[dns-operations] Uptick in number of domains losing delegation recently

Doug McIntyre merlyn at geeks.org
Tue Apr 22 23:29:32 UTC 2014


On Tue, Apr 22, 2014 at 12:01:39PM -0700, Todd Lyons wrote:
> We've had an increase in customers over the past month call in with
> problems being unable to browse to their website (2 or 3 a week, it's
> not like it's a huge number).  In almost all cases, they have a
> GoDaddy or a Tucows domain which is currently registered, the
> expiration date is still a ways off, and whois is delegated to the
> correct DNS....


ICANN has instituted a new policy as of 1/1/2014 that directly impacts
domain names just like this, but has received little press. 

http://www.icann.org/en/resources/registrars/raa/approved-with-specs-27jun13-en.htm#whois-accuracy

The core of what this says is that within 15 days of registration, change, or transfer, (but I've also seen this as failure of their normal WDRP)
http://www.icann.org/registrars/wdrp.htm

that ...

"Verify: the email address of the Registered Name Holder (and, if different, the Account Holder) by sending an email requiring an affirmative response through a tool-based authentication method such as providing a unique code that must be returned in a manner designated by the Registrar,..."
...

"In either case, if Registrar does not receive an affirmative response from the Registered Name Holder, Registrar shall either verify the applicable contact information manually or suspend the registration, until such time as Registrar has verified the applicable contact information.."

So, ICANN is requiring all domain names to have valid email addresses,
and if the current contact bounces, the registrar is required to
suspend the domain name within 15 days, or verify it via other methods. 


This means that unless a domain registrar is proactive and actively
seeks out its clients via an alternative mathod, that the registrar is
required to suspend the domain if anybody has an old or bogus email
address on a domain name. (so, only like what, 30-50% of all domain
registrations?)

OpenSRS and GoDaddy are most likely the registrars most in compliance
with this.
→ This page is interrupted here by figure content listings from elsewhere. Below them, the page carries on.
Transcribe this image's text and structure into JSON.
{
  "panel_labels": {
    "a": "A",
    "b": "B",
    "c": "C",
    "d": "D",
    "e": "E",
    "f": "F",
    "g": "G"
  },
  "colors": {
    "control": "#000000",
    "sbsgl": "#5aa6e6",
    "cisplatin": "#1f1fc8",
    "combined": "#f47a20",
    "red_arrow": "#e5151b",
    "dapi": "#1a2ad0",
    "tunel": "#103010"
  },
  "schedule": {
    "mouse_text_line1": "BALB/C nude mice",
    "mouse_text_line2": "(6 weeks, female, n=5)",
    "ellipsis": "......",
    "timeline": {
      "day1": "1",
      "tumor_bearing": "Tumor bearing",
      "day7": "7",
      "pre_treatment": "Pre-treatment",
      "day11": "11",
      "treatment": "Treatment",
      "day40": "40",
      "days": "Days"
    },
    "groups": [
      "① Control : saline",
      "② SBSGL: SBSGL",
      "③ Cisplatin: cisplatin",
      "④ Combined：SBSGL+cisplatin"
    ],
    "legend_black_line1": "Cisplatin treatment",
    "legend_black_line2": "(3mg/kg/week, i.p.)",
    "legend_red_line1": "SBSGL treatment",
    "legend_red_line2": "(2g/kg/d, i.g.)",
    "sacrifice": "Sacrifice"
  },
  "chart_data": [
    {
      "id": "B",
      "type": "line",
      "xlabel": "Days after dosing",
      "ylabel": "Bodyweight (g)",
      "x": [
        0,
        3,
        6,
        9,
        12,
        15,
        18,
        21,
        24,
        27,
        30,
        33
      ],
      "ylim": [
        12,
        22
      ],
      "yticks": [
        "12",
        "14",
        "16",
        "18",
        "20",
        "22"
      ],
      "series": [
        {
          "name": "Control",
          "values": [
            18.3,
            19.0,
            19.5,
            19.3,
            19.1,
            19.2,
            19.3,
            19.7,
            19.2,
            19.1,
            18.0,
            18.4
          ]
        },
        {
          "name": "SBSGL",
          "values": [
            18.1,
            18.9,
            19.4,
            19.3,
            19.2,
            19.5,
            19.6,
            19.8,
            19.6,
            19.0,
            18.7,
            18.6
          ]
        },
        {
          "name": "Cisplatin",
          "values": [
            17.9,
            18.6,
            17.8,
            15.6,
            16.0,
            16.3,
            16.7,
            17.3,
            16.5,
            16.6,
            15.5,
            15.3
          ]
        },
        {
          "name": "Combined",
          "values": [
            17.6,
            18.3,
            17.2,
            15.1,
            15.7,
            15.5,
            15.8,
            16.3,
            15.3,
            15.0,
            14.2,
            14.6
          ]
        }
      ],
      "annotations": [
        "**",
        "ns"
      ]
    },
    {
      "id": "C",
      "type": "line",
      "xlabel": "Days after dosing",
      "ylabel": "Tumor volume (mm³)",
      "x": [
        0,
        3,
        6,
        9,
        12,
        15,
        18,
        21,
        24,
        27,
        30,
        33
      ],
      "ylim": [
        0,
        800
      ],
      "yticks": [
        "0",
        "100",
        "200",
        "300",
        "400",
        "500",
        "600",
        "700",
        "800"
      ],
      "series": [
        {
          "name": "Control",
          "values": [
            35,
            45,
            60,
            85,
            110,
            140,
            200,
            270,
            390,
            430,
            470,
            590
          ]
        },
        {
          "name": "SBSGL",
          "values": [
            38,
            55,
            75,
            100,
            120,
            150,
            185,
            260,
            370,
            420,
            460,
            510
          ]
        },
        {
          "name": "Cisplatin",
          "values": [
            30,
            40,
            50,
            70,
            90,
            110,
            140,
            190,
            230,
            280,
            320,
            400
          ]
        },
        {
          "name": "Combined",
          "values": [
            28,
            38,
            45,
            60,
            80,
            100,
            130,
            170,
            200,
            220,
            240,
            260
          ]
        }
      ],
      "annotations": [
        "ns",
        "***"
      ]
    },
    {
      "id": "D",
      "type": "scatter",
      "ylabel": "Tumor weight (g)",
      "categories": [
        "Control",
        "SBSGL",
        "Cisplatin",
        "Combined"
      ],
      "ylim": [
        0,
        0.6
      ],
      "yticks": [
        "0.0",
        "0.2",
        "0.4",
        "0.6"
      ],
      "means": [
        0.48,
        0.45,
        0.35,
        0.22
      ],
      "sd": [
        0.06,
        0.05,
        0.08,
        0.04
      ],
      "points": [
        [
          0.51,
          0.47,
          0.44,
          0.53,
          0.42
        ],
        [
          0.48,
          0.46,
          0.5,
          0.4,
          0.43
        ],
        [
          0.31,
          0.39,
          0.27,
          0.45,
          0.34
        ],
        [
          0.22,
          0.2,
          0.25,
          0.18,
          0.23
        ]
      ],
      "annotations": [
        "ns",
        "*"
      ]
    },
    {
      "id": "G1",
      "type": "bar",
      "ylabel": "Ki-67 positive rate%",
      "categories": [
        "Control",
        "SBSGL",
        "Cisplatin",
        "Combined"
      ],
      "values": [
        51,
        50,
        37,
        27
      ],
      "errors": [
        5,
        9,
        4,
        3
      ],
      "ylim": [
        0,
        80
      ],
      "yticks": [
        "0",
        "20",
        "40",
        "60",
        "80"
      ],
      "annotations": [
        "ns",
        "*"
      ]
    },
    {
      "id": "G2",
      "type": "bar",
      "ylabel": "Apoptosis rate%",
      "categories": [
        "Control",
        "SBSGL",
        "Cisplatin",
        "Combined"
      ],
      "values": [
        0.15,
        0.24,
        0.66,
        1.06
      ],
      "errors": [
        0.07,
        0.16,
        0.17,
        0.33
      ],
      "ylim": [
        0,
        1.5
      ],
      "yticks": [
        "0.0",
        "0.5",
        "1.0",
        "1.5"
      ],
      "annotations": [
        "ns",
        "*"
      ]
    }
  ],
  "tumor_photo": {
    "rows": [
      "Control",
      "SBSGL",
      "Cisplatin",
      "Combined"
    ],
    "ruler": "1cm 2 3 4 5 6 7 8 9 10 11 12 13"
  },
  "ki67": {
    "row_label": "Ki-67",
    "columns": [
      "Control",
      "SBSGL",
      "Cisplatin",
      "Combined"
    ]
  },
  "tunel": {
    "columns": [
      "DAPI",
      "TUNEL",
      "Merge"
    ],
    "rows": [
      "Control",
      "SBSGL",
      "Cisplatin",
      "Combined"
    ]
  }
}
OpenSRS sends its' resellers a daily report of which
domains are threatened to be suspended. 


Since most resellers probably don't have any more information than
what is listed in the domain whois entry, if anybody has an old email
address listed, their domain will get suspended. 

When you see this as ClientHold without any further information and it
isn't around the expiration time, that this policy has kicked in, and
the contact info is old and bogus and bouncing their domain offline.